Her first marriage, at All Saints on 10 January 1811, was to Enoch Hodgkinson, a draper in the High Street in partnership with John Pocock. Her husband had been established in the trade by his uncle, also Enoch Hodgkinson, a draper at 124 New Bond Street in London’s Mayfair in partnership with George Warriner, a director of the Hand-in-Hand Fire Office, owner of a raft of respectable houses (in Stamford Street, Bennet Street and Brunswick Street) on the Surrey side of Blackfriar’s Bridge, owner of property in Child’s Hill in Middlesex and a Surrey JP. In his will, proved 11 June 1810, he left Enoch – eldest son of his late brother William - £3,000 in bank stock and leasehold property at 16 Stamford Street, let at an annual rent of £46. He also wrote off £100 owed to him.

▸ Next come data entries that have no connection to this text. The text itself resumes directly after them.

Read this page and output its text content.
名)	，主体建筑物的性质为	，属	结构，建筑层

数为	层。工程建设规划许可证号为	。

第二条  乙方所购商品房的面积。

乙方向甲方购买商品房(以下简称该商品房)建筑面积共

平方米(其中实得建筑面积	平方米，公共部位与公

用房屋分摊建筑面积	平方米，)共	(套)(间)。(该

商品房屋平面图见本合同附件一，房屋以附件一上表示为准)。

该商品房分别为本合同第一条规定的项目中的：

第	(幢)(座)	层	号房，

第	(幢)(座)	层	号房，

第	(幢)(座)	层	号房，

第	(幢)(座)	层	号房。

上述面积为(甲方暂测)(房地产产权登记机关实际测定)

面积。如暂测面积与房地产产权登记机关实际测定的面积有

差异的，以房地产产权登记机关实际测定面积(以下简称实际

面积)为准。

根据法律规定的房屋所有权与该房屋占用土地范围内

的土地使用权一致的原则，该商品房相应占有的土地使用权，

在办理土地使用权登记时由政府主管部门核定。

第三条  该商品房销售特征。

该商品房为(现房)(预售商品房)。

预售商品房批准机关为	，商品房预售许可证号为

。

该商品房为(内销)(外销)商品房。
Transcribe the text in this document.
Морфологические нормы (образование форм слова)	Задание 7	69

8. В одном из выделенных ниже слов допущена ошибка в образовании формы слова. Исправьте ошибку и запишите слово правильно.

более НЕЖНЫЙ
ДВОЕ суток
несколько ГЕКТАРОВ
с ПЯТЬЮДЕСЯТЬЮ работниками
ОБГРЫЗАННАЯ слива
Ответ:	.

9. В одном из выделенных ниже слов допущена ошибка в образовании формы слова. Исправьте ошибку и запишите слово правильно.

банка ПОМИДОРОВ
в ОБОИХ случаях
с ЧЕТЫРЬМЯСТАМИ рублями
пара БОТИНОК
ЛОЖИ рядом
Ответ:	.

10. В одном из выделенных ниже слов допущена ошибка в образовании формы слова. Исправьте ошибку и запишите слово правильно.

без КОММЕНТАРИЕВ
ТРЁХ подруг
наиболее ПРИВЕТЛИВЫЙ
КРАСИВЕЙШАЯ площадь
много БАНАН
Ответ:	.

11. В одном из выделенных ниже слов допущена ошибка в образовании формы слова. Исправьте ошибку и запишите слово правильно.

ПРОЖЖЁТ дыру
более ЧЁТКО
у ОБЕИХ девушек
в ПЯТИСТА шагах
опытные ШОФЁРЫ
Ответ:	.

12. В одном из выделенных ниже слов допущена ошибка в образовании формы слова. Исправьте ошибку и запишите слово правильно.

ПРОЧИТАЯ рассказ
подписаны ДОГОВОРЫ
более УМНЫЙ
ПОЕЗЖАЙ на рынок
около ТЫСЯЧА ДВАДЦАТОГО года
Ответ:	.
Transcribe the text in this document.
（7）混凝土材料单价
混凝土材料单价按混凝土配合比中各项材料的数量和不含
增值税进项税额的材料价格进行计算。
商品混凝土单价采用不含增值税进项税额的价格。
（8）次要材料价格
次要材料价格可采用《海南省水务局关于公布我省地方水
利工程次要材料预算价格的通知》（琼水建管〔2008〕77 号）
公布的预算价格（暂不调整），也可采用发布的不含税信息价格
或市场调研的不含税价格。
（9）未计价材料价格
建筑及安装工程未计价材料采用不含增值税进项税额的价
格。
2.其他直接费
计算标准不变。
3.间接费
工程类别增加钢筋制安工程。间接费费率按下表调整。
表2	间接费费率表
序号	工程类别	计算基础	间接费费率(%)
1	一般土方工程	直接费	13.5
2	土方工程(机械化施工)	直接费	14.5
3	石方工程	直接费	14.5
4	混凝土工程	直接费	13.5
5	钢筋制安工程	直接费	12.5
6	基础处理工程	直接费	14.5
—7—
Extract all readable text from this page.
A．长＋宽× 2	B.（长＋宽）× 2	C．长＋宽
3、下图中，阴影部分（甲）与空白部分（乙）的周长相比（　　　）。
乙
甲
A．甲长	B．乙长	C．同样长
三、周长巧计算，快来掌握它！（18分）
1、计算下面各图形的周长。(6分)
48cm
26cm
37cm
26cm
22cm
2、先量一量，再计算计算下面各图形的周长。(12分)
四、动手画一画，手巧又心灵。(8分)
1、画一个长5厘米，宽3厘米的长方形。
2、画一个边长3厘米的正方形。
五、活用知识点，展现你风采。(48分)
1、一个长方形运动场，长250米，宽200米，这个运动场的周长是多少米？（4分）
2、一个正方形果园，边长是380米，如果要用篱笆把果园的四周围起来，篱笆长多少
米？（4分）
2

Part of this inheritance was used in October 1813 to purchase the lease of a house recently built on land taken from Nursling Common and owned by Sir Charles Mill of Mottisfont. Hodgkinson sold the lease to his father-in-law Richard Evamy for £480 on 30 May 1818 (Hampshire Archives and Local Studies 11M70/B1/1/8/101). Towards the end of his life Enoch took the minor government post of landing waiter at the Custom House in Southampton. He died in 1820 and was buried at Holy Rood on 22 November 1820. In his will he left all his property – freehold, leasehold and copyhold – in the City of London, Middlesex, Surrey and Hampshire to his widow. Mary was also sole executrix. Three children were born to Mary and Enoch:

Mary. Baptized 18 August 1814 at All Saints and buried there, aged 7 days, on 21 August.
Clement (1818-93). He studied civil engineering in France, returning to England to work at topographical fieldwork and mechanical drawing. At 21 he inherited money and went to New South Wales where in 1840-2 he was a contract surveyor for the government on the northern rivers. Returning to England in 1843 he published Australia, from Port Macquarie to Moreton Bay in 1845. He worked as an engineer on railways in France, Belgium and Holland and lectured at the College of Geodetic Engineers in Putney. Hodgkinson returned to Australia in December 1851 and joined the Surveyor-General’s Office in Melbourne. His subsequent 40-year career in surveying and engineering can be followed in Australian national biography online.
Henry. Baptized 4 December 1820 at Holy Rood. A chemist in Kensington, he lived a life less exciting than his brother and half-brothers. He married Mary Ann Coward, a step-daughter of her mother’s younger sister Ann, at All Saints on 1 February 1845. She had been born in Yeovil on 5 November 1817, daughter of Henry Coward and his first wife. Now a widower and living at Red Lodge in North Stoneham, Henry Coward married Ann Evamy in June 1828.

Mary’s second marriage, at Holy Rood Church on 24 September 1822, was to John William Millais, musician and gentleman of Jersey. Baptized at St Helier on 26 February 1800, he was nearly eleven years her junior. They were living at Townhill Cottage in South Stoneham at the baptism at Botley church of their first child (Emily Mary) on 3 January 1824. John was described a ‘gentleman’.

The next address we have for the family – at the baptism of their youngest child (John Everett) in December 1829 – is Portland Street in Southampton. This was a new, prestigious development by Mary’s father Richard Evamy. The exact address has much exercised local historians. Tradition and the testimony of later residents locate the house as 3 Portland Street. John William and Mary were witnesses to a lease dated 3 October 1828 between Evamy and his son-in-law Charles Pardey for 3 and 4 Portland Street (Southern Evening Echo, 21 July 1984, quoting a document in private ownership). 13 Portland Street (on the northern corner with Portland Terrace) was mortgaged by Richard Evamy to Mary Millais on 9-10 September 1829 “for securing the sums of £1,000 and interest by indenture of lease and appointment and release” (Southampton City Archives D/Z 459/13). 30 Portland Street is given as John William Millais’ Southampton address in an 1830 London post office directory published by Pigott.

Five children were born to Mary and John William. Ellen Amelia and Mary Elizabeth both died in infancy. William Henry (1828-99) became a watercolourist of note. The eldest and youngest we have already briefly met. Emily Mary Millais (1824-1909) married the actor John Johnstone (Lester) Wallack in 1848. He was to become one of the leading light comedians on the American stage. John Everett Millais (born 8 June 1829, baptized 2 December 1829 at All Saints Church) was to become the youngest ever Royal Academician, founder of the Pre-Raphaelite Brotherhood and commercially perhaps the most successful artist of the century.

The family had left Southampton by 1831. Mary, a lady of natural wit and cleverness, devoted herself to the education of her prodigiously-talented son. She died in 1864.